The poetry of reality dissolving into the past is attractive, but the dissolution is not performed uniformly and that results in lumpiness. The lumps are not random but they have evolved to specific types of forms, matter shaped by memes, by information.
Still, we are largely on the same page in that we acknowledge the likelihood of multiple universe production being at the heart of seemingly fortuitous biocentrism - a natural rather than supernatural answer. Either way, we all figure that multiple universes over countless iterations can form entities like us.
No physicist would argue that the distance to my home was not x kms, with x describing either the distance as calculated by GPS or the arc of the Earth's surface between two points - take your pick. Given that such a small distance wouldn't require reference to light speed, physicists would not refer to that distance in terms of time because they wouldn't know my speed of travel.
Obvious Leo wrote:True.

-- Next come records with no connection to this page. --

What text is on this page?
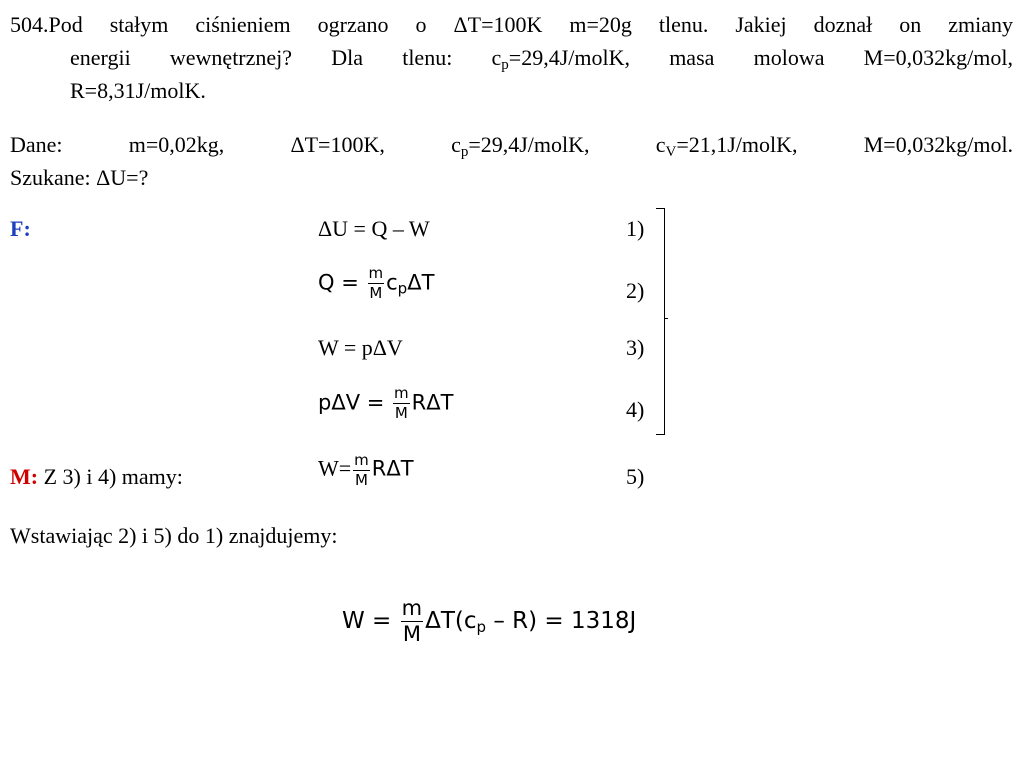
504.Pod stałym ciśnieniem ogrzano o ΔT=100K m=20g tlenu. Jakiej doznał on zmiany
energii wewnętrznej? Dla tlenu: $c_p=29,4J$/molK, masa molowa M=0,032kg/mol,
R=8,31J/molK.
Dane:	m=0,02kg,	ΔT=100K,	$c_p=29,4J$/molK,	$c_V=21,1J$/molK,	M=0,032kg/mol.
Szukane: ΔU=?
F:	ΔU = Q – W	1)
$Q = \frac{m}{M} c_p\Delta T$	2)
W = pΔV	3)
$p\Delta V = \frac{m}{M}$ RΔT	4)
M: Z 3) i 4) mamy:	$W= \frac{m}{M}$ RΔT	5)
Wstawiając 2) i 5) do 1) znajdujemy:
$W = \frac{m}{M} \Delta T(c_p - R) = 1318J$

At such a scale distances are calculated for convenience as distances but a metre is nevertheless officially defined as a time interval on a light clock. All the models of physics are regarded as effective models only and therefore approximations only. I'm often critical of the procedural flaws in academic physics but not usually of the physicists who wield the tools. In general they know perfectly well that the models they work with are only predictive tools which have no explanatory authority, so what pisses me off is that they seldom bother to make this clear to the general lay public, many of whom then see science as a belief system no different from any other.
We don't need metres to measure - the fundamental of distance remains. We could find a long stick and decide that was a unit of measure. So there'd be x thousand sticks between me and home that is pure distance, no time required. By contrast, there might be y million sticks between you and the Moon - but y would not be a constant due to the Moon's orbit and that measure would be be dependent on time.
You can fairly say that spatial dimensions are not what we think they are due to their relativistic nature, but you can't say that they are not reality. I don't see why entities should need be significant or noticeable at all scales in order to be considered real.
Obvious Leo wrote:I think this is simply an issue of semantics and making a distinction between that which is fundamentally real and that which is emergently real. At the Planck scale my dog is just little informational bits being processed at the speed of light. Although this is the ding an sich of the dog it says nothing about her dogginess, which is a property which emerges at a far higher level of informational complexity. However all the interwoven informational hierarchies which constitute the dog cannot be said to be objectively real because as observers we can change them simply by choosing to model the physical insides of the dog differently. The reality of the dog is specified by the observer of it.
What is "emergently real" must in some way be fundamentally real in one sense already, or it wouldn't have emerged. Something else or nothing would have emerged. The emergent can only logically reflect and expand on the nature of its source. The term "emergence" is basically a black boxing placeholder concept for "new things pop up and we don't know what all that's about". Just like its entities and objects, reality is developing and becoming more eloquent.
Greta wrote:Space is present at quantum levels, hence electron orbitals. My understanding is it's Planck scale where space is supposedly meaningless.
Obvious Leo wrote:No. Electron orbitals are purely mathematical objects. They are generally defined as a probability function of three different components, these being energy, angular momentum and a particular vector component. In a physics popularisation you might occasionally see a geek say something spatial like an electron is to its nucleus as Pluto is to the sun but this is very bad imagery and a rather foolish thing to do. It actually makes no sense at all to speak of the dynamic relationships between the various sub-atomic particles as spatial distances when in fact what counts is the time interval between one event and the next. This is why the absence of gravity in the SM is such a serious problem because time and gravity are the same thing at the Planck scale.
There are radial distances from the nucleus of an atom at which there is a probability that you will find an electron of a particular state.
These orbitals represent different distances from the nucleus (and the fact that there are particular orbitals rather than an infinite number of them has been of interest). Thus the famous analogy of the baseball and the football stadium, with the outer limits of the stadium imagined as a spherical probability cloud representing the relative scale of the nucleus and one of its orbital's radial distances.